Open Source Code Yes Code https://github.com/NJIT-AI-Center/Creative Math
Open Datasets No The paper introduces the CREATIVEMATH dataset and states it was sourced from Art of Problem Solving (Ao PS) with a link to their wiki. However, it does not provide a direct link, DOI, or specific repository for their curated CREATIVEMATH dataset itself. The provided code link is explicitly for 'Code'.
Dataset Splits Yes We selected a subset from our Creative Math dataset for this study. For each competition, 50 samples were randomly chosen to ensure a representative evaluation of the LLMs performance. The datasets were meticulously curated to ensure that when the problem and all reference solutions were included in the novel solution generation prompt, the total token count did not exceed 3K tokens. In total, the dataset comprises 400 math problems and 605 solutions, forming 605 distinct samples with k varying from 1 to 5.
Hardware Specification Yes Open-source LLMs were run using the Hugging Face library on one to four NVIDIA A100 (80G) GPUs, depending on the model s memory requirements.

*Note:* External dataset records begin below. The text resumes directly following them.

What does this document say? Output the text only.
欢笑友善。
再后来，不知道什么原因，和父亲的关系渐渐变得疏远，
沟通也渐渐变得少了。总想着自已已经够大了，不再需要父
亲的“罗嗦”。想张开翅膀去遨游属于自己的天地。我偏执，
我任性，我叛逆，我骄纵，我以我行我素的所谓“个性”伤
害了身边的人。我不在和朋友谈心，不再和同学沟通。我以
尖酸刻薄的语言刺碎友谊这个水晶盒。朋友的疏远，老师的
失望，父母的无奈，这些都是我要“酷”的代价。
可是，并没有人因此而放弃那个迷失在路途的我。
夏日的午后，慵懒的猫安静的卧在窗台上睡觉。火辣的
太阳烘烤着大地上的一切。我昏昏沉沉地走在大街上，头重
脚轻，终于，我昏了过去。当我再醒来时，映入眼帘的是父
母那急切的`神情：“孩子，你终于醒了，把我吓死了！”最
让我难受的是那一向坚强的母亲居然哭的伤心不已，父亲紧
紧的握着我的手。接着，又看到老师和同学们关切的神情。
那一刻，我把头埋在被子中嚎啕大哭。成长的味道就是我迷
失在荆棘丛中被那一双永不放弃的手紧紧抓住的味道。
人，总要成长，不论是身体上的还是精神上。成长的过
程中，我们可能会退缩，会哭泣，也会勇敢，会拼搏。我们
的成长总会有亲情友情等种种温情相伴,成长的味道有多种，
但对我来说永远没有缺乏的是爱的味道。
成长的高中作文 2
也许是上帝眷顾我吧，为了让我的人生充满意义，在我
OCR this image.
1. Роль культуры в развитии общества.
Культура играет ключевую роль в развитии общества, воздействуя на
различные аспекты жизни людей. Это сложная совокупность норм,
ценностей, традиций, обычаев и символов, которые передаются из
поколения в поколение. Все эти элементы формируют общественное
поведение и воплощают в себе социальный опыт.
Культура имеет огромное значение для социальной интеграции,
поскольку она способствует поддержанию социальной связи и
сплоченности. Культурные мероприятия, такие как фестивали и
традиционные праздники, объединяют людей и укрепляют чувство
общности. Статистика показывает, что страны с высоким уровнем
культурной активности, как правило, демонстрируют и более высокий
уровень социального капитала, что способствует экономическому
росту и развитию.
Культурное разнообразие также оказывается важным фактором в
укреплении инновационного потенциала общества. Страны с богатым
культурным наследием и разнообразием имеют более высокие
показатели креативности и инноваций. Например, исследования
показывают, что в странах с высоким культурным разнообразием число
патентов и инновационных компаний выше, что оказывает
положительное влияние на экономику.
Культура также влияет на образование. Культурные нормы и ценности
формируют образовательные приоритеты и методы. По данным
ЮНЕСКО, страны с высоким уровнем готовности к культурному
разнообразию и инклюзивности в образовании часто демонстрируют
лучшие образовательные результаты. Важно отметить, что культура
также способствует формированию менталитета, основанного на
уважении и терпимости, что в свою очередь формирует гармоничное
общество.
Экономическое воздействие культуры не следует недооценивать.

Software Dependencies No The paper mentions using the 'Hugging Face library' but does not specify any version numbers for this or any other software dependencies.
Experiment Setup Yes To ensure reproducibility, all experiments were conducted using the greedy decoding strategy, adhering to the recommended settings provided on the official Hugging Face pages or the models respective papers. The system prompt followed the guidelines outlined in the models documentation, with the maximum number of new tokens set to 1024.